Jonathan Nieder <jrnieder@xxxxxxxxx> · Thu, 9 Mar 2017 12:24:08 -0800

Hi,

Shawn Pearce wrote:
> On Mon, Mar 6, 2017 at 4:17 PM, Jonathan Nieder <jrnieder@xxxxxxxxx> wrote:

>> Alongside the packfile, a sha3 repository stores a bidirectional
>> mapping between sha3 and sha1 object names. The mapping is generated
>> locally and can be verified using "git fsck". Object lookups use this
>> mapping to allow naming objects using either their sha1 and sha3 names
>> interchangeably.
>
> I saw some discussion about using LevelDB for this mapping table. I
> think any existing database may be overkill.
>
> For packs, you may be able to simplify by having only one file
> (pack-*.msha1) that maps SHA-1 to pack offset; idx v2. The CRC32 table
> in v2 is unnecessary, but you need the 64 bit offset support.
>
> SHA-1 to SHA-3: lookup SHA-1 in .msha1, reverse .idx, find offset to
> read the SHA-3.
> SHA-3 to SHA-1: lookup SHA-3 in .idx, and reverse the .msha1 file to
> translate offset to SHA-1.

Thanks for this suggestion.  I was initially vaguely nervous about
lookup times in an idx-style file, but as you say, object reads from a
packfile already have to deal with this kind of lookup and work fine.

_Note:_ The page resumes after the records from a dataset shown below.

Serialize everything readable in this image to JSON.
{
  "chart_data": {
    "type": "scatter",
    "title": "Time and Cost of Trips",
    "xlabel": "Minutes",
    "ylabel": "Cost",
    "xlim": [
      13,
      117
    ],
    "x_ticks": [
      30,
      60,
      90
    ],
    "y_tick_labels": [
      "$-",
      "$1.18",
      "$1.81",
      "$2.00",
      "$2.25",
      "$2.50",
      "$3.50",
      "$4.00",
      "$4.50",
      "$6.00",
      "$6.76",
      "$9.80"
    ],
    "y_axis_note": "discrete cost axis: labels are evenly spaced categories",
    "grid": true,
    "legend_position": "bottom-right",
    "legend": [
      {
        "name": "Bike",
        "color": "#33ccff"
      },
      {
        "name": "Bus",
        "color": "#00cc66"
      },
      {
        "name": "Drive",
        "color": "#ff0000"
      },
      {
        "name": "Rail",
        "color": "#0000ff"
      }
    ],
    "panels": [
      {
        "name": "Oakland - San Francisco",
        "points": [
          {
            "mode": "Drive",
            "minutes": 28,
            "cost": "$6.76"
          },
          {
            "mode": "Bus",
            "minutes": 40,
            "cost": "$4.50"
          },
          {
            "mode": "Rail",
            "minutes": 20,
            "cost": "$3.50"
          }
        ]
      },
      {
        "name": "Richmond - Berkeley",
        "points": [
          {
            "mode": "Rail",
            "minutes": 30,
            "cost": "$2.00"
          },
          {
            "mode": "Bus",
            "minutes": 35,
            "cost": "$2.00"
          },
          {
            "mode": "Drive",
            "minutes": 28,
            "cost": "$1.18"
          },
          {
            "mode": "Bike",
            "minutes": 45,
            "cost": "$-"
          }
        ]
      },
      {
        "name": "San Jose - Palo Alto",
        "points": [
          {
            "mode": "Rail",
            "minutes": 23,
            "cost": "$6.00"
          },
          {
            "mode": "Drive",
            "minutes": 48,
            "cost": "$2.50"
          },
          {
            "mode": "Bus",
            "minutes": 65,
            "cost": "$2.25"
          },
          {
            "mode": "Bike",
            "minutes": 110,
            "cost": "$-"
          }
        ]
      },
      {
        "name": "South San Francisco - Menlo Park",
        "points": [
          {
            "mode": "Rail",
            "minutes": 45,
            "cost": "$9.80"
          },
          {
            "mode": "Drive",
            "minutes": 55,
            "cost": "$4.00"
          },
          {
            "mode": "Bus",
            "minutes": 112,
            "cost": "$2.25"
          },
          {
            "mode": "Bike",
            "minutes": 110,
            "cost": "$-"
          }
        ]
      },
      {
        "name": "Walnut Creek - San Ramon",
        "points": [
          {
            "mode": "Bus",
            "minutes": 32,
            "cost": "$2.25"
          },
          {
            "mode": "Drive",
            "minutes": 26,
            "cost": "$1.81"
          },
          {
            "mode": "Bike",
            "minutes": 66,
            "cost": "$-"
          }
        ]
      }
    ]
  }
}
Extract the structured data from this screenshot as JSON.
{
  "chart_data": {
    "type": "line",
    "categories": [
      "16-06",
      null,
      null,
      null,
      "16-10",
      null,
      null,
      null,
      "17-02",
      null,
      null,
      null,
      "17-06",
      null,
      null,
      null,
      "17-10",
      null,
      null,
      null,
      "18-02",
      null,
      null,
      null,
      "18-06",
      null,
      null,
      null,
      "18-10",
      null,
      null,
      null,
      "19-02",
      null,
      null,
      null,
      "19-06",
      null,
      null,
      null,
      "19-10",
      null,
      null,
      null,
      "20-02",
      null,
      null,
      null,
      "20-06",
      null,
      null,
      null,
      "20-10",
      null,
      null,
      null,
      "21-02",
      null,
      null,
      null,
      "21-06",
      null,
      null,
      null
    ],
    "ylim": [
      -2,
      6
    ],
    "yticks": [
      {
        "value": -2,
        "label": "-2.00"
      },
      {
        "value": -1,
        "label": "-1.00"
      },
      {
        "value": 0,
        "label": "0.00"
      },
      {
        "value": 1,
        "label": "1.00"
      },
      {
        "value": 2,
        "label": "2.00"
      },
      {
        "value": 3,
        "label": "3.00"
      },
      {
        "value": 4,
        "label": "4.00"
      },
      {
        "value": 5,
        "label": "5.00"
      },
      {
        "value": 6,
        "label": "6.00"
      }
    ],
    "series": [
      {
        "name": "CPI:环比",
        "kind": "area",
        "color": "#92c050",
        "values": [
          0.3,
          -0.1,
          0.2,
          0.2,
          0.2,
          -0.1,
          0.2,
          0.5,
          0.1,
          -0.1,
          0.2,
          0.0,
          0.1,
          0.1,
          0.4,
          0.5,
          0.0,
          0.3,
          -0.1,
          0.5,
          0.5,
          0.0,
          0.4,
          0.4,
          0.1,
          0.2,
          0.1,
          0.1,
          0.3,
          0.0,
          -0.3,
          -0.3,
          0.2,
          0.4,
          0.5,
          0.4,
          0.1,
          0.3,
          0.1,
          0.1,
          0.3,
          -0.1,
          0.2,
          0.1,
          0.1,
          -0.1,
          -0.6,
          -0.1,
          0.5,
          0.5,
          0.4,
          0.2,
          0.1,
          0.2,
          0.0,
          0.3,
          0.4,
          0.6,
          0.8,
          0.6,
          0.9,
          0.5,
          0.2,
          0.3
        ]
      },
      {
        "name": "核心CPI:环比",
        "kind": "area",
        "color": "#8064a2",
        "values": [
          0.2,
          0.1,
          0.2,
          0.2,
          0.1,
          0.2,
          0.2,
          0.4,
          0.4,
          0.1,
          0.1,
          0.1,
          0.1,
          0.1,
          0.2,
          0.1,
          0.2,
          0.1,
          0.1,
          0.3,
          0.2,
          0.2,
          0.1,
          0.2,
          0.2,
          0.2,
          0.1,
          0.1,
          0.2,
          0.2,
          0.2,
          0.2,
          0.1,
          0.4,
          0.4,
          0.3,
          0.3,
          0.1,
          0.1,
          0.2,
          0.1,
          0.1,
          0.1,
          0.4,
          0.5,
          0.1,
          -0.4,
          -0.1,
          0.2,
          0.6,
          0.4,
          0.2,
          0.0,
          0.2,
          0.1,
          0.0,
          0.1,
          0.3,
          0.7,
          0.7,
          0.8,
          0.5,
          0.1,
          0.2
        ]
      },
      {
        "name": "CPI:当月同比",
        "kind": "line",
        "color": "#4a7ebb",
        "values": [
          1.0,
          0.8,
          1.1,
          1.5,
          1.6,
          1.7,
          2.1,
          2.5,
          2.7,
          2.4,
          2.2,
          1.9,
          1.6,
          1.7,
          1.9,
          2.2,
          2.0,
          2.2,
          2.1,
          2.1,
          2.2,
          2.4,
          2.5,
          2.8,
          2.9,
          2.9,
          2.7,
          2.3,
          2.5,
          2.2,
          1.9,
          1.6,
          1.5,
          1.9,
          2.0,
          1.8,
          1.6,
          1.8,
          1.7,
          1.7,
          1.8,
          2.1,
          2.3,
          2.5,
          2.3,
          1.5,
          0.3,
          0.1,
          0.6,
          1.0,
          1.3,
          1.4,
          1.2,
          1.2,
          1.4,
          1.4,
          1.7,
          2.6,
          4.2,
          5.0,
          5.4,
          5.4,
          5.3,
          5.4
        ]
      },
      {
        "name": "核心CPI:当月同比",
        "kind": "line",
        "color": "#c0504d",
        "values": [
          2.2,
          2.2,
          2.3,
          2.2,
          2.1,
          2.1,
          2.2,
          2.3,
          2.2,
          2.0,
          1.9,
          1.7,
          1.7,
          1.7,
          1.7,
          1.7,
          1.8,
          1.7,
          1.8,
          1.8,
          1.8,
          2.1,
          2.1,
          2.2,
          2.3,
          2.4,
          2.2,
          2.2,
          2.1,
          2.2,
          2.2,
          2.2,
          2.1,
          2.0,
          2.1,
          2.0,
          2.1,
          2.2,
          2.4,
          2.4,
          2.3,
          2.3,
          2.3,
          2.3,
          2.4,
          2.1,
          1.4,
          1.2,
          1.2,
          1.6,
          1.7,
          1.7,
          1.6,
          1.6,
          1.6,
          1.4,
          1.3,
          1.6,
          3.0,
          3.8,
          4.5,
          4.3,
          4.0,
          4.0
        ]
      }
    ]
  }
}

> For loose objects, the loose object directories should have only
> O(4000) entries before auto gc is strongly encouraging
> packing/pruning. With 256 shards, each given directory has O(16) loose
> objects in it. When writing a SHA-3 loose object, Git could also
> append a line "$sha3 $sha1\n" to objects/${first_byte}/sha1, which
> GC/prune rewrites to remove entries. With O(16) objects in a
> directory, these files should only have O(16) entries in them.

Insertion time is what worries me.  When writing a small number of
objects using a command like "git commit", I don't want to have to
regenerate an entire idx file.  I don't want to move the pain to
O(loose objects) work at read time, either --- some people disable
auto gc, and others have a large number of loose objects due to gc
ejecting unreachable objects.

But some kind of simplification along these lines should be possible.
I'll experiment.

Jonathan